Carrington is one of the most interesting and multifaceted characters Ive ever read about.She could be called an early '20th century eccentric','Slade school artist','Lytton Strachey's sidekick' but none of those titles do her justice.She was a real outsider in that she belonged neither in the pompous unconventional bloomsbury clique to which she was associated nor belonged in the dull drom conventions of the middle classes to which she was raised,but somewhere of her own making.
As a woman she was modern for her time,and her letters show that she was in constant confusion about her place and role as a woman.But I would call this a very womanly book ,Carrington is deeply feminine in her emotional weight,passivity and homeyness,but in many ways she was'nt and is always contridictory.

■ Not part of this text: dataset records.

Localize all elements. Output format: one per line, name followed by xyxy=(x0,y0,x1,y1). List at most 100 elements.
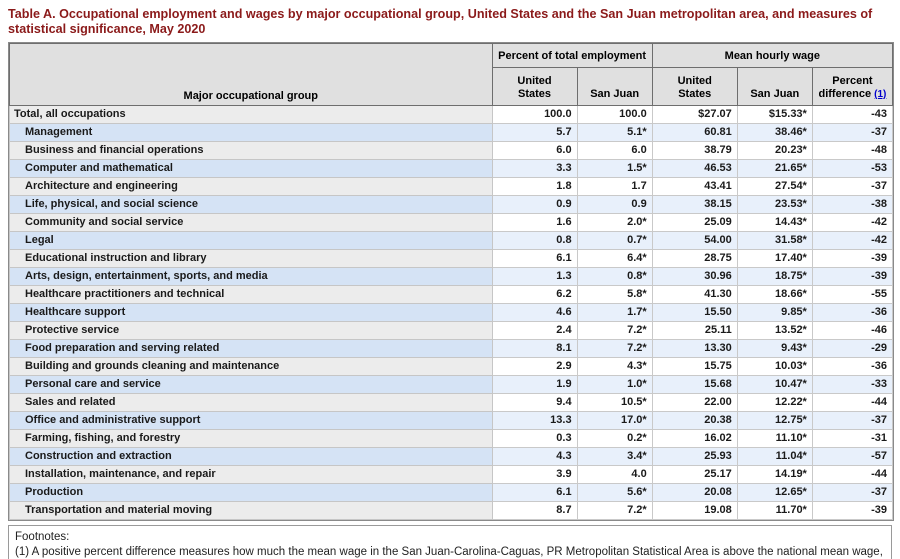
table-row: Total, all occupations 100.0 100.0 $27.07 $1… xyxy=(9,105,894,124)
data-cell: 16.02 xyxy=(651,429,738,448)
data-cell: 12.65* xyxy=(736,483,813,502)
row-label: Legal xyxy=(9,231,493,250)
data-cell: -57 xyxy=(811,447,894,466)
data-cell: -44 xyxy=(811,393,894,412)
group-header-mean-hourly-wage: Mean hourly wage xyxy=(651,43,894,68)
row-label: Personal care and service xyxy=(9,375,493,394)
data-cell: 6.2 xyxy=(491,285,578,304)
data-cell: 13.52* xyxy=(736,321,813,340)
data-cell: 38.79 xyxy=(651,141,738,160)
data-cell: 9.4 xyxy=(491,393,578,412)
row-label: Construction and extraction xyxy=(9,447,493,466)
table-row: Office and administrative support 13.3 17.… xyxy=(9,411,894,430)
data-cell: 2.4 xyxy=(491,321,578,340)
data-cell: 18.75* xyxy=(736,267,813,286)
data-cell: $15.33* xyxy=(736,105,813,124)
footnotes-box: Footnotes: (1) A positive percent differ… xyxy=(8,525,892,559)
data-cell: 18.66* xyxy=(736,285,813,304)
data-cell: 3.4* xyxy=(576,447,653,466)
data-cell: -38 xyxy=(811,195,894,214)
row-label: Computer and mathematical xyxy=(9,159,493,178)
data-cell: 13.3 xyxy=(491,411,578,430)
data-cell: 60.81 xyxy=(651,123,738,142)
data-cell: 100.0 xyxy=(491,105,578,124)
data-cell: -37 xyxy=(811,483,894,502)
footnote-1-link[interactable]: (1) xyxy=(874,89,887,100)
data-cell: -43 xyxy=(811,105,894,124)
row-label: Farming, fishing, and forestry xyxy=(9,429,493,448)
table-row: Healthcare support 4.6 1.7* 15.50 9.85* -36 xyxy=(9,303,894,322)
data-cell: 19.08 xyxy=(651,501,738,520)
row-label: Architecture and engineering xyxy=(9,177,493,196)
data-cell: 5.7 xyxy=(491,123,578,142)
table-row: Construction and extraction 4.3 3.4* 25.93 1… xyxy=(9,447,894,466)
data-cell: 25.09 xyxy=(651,213,738,232)
data-cell: -31 xyxy=(811,429,894,448)
column-header-us-wage: United States xyxy=(651,67,738,106)
row-label: Life, physical, and social science xyxy=(9,195,493,214)
data-cell: 20.38 xyxy=(651,411,738,430)
data-cell: -48 xyxy=(811,141,894,160)
row-label: Educational instruction and library xyxy=(9,249,493,268)
data-cell: 38.46* xyxy=(736,123,813,142)
row-label: Healthcare support xyxy=(9,303,493,322)
data-cell: 54.00 xyxy=(651,231,738,250)
data-cell: -39 xyxy=(811,267,894,286)
row-label: Building and grounds cleaning and mainte… xyxy=(9,357,493,376)
data-cell: 12.75* xyxy=(736,411,813,430)
data-cell: 0.9 xyxy=(576,195,653,214)
data-cell: 11.10* xyxy=(736,429,813,448)
table-row: Architecture and engineering 1.8 1.7 43.41 2… xyxy=(9,177,894,196)
data-cell: -29 xyxy=(811,339,894,358)
data-cell: 30.96 xyxy=(651,267,738,286)
table-header: Major occupational group Percent of tota… xyxy=(9,43,894,106)
page-title: Table A. Occupational employment and wag… xyxy=(8,7,873,36)
data-cell: 5.1* xyxy=(576,123,653,142)
data-cell: 7.2* xyxy=(576,339,653,358)
row-label: Production xyxy=(9,483,493,502)
data-cell: 21.65* xyxy=(736,159,813,178)
data-cell: 5.6* xyxy=(576,483,653,502)
data-cell: 10.03* xyxy=(736,357,813,376)
data-cell: 6.4* xyxy=(576,249,653,268)
row-label: Sales and related xyxy=(9,393,493,412)
data-cell: 10.47* xyxy=(736,375,813,394)
data-cell: 15.75 xyxy=(651,357,738,376)
data-cell: 13.30 xyxy=(651,339,738,358)
data-cell: 15.68 xyxy=(651,375,738,394)
data-cell: -42 xyxy=(811,213,894,232)
data-cell: -42 xyxy=(811,231,894,250)
data-cell: 7.2* xyxy=(576,321,653,340)
data-cell: $27.07 xyxy=(651,105,738,124)
table-row: Production 6.1 5.6* 20.08 12.65* -37 xyxy=(9,483,894,502)
data-cell: 43.41 xyxy=(651,177,738,196)
data-cell: 3.3 xyxy=(491,159,578,178)
data-cell: -46 xyxy=(811,321,894,340)
table-row: Life, physical, and social science 0.9 0.9… xyxy=(9,195,894,214)
data-cell: 31.58* xyxy=(736,231,813,250)
table-row: Community and social service 1.6 2.0* 25.09… xyxy=(9,213,894,232)
data-cell: 27.54* xyxy=(736,177,813,196)
data-cell: 1.8 xyxy=(491,177,578,196)
data-cell: 0.8* xyxy=(576,267,653,286)
table-row: Educational instruction and library 6.1 6.… xyxy=(9,249,894,268)
data-cell: 46.53 xyxy=(651,159,738,178)
data-cell: 0.8 xyxy=(491,231,578,250)
row-label: Installation, maintenance, and repair xyxy=(9,465,493,484)
data-cell: 14.19* xyxy=(736,465,813,484)
row-label: Transportation and material moving xyxy=(9,501,493,520)
table-row: Transportation and material moving 8.7 7.2… xyxy=(9,501,894,520)
data-cell: 11.70* xyxy=(736,501,813,520)
column-header-occupational-group: Major occupational group xyxy=(9,43,493,106)
data-cell: 41.30 xyxy=(651,285,738,304)
data-cell: 1.7 xyxy=(576,177,653,196)
data-cell: 0.2* xyxy=(576,429,653,448)
data-cell: 4.3* xyxy=(576,357,653,376)
table-row: Sales and related 9.4 10.5* 22.00 12.22* -44 xyxy=(9,393,894,412)
data-cell: -36 xyxy=(811,357,894,376)
data-cell: 25.17 xyxy=(651,465,738,484)
column-header-us-employment: United States xyxy=(491,67,578,106)
table-container: Major occupational group Percent of tota… xyxy=(8,42,894,521)
data-cell: 12.22* xyxy=(736,393,813,412)
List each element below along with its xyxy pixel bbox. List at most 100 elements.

Throughout the book her entries are full of self doubts and fustrations as well as strong convictions.She is elated one letter and painfully distressed the next,She ends up sounding like a sort of amusing manic depressive,always humourous and entertaining with her own little carringtonisms.
In her letters to long time friend and admirer Gerald Brenan and former boyfriend noted artist Mark Gertler she is apologetic and wonderfully emotional in her regrets and anger at her inability to love either of them.That is the core of carrington which prevails in her letters that she was so honest and true to herself in every single regard especially to her thoughts and feelings even if it worked against her,as was mostly the case.
She is remembered as lytton strachey's devoted 'companion' and as an artist but carrington as this book shows deserves much more than that.She was a wonderful and I think undervalued writer,her letters have a terrific wit and originality of language and she a truth and rarity of character which I've never read before.